D’une situation libyenne particulière. La Libye ne constitue pas un Etat et encore moins un Etat-nation. C’est seulement sous la férule du colonel El Gueddafi que la Libye a connu une certaine stabilité, la trentaine de tribus qui compose la population libyenne étant contrainte de se tenir tranquille.
Après la mort d’El Gueddafi, les tensions et les rivalités entre tribus ont repris dans un contexte de guerre civile dans lequel sont aussi intervenus des exilés libyens souvent très riches qui ont soutenu des milices libyennes.
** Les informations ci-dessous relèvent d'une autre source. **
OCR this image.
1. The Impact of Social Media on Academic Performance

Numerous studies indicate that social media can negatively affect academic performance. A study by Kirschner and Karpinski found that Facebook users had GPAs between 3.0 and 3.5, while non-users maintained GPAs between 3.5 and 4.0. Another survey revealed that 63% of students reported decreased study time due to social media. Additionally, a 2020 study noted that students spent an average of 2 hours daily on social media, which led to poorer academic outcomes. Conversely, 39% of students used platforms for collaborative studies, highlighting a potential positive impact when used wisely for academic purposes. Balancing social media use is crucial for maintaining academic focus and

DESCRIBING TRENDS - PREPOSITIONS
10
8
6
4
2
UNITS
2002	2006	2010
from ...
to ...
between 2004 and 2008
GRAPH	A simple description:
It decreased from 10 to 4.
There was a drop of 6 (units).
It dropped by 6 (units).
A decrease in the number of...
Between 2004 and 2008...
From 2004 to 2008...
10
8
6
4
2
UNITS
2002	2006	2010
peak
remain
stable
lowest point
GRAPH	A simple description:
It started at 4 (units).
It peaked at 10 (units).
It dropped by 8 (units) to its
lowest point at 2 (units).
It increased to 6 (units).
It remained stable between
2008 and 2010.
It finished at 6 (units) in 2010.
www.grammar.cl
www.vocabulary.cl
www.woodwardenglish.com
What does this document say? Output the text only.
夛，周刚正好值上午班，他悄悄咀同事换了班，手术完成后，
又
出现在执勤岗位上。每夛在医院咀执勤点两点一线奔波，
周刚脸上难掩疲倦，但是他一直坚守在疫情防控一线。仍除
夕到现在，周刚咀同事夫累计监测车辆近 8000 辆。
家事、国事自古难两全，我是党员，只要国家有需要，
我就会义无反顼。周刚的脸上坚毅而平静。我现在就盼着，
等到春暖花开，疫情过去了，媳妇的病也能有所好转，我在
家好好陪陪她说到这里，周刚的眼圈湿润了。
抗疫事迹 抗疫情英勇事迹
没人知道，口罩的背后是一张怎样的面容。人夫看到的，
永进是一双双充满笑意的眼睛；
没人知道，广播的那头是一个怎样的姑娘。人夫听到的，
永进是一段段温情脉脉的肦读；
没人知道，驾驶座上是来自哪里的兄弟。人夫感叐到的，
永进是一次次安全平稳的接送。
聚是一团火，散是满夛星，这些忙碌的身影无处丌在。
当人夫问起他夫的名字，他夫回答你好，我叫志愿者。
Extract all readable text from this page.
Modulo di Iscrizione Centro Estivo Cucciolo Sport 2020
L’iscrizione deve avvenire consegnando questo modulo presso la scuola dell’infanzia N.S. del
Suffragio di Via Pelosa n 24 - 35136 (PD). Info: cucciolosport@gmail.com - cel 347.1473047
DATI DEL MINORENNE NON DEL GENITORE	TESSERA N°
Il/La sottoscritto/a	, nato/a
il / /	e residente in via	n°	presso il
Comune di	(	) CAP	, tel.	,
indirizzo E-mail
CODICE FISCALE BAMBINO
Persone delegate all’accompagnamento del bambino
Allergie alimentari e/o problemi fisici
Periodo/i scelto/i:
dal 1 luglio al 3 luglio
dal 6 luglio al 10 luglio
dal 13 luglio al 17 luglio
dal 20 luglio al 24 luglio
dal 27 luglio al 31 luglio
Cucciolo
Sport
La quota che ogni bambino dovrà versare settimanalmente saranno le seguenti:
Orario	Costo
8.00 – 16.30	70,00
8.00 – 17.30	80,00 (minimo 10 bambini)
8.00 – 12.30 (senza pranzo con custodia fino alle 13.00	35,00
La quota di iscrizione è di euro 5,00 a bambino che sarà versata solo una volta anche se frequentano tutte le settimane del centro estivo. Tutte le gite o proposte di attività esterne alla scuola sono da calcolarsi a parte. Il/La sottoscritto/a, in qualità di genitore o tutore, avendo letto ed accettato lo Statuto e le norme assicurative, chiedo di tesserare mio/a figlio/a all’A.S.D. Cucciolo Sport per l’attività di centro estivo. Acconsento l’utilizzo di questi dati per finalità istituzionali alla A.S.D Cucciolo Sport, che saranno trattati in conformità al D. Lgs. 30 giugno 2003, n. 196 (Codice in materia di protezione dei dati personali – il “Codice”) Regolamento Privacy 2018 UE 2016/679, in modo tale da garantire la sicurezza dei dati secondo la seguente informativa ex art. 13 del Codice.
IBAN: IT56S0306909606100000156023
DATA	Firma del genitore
Il ne faut pas oublier qu’il y a beaucoup d’argent qui circule en Libye (trafics de pétrole, d’armes) et que les milices n’ont donc aucun intérêt à voir la situation se stabiliser.
– Dans le contexte géostratégique actuel, que traduit l’implication de groupes militaires privés, tel que Wagner, ou encore les Janjawid, les milices syriennes pour le compte de l’Etat turc, etc. ?
La présence de ces milices privées montre que les Etats qui interviennent, en particulier la Russie et la Turquie, ne veulent pas envoyer leurs propres troupes à la différence de ce qu’il se passe en Syrie. Poutine peut ainsi affirmer que la Russie en tant qu’Etat n’est pas engagée militairement et qu’il ne finance pas le maréchal Haftar. Quant à la Turquie, il n’est pas certain que la population verrait d’un bon œil des soldats turcs se faire tuer en Libye.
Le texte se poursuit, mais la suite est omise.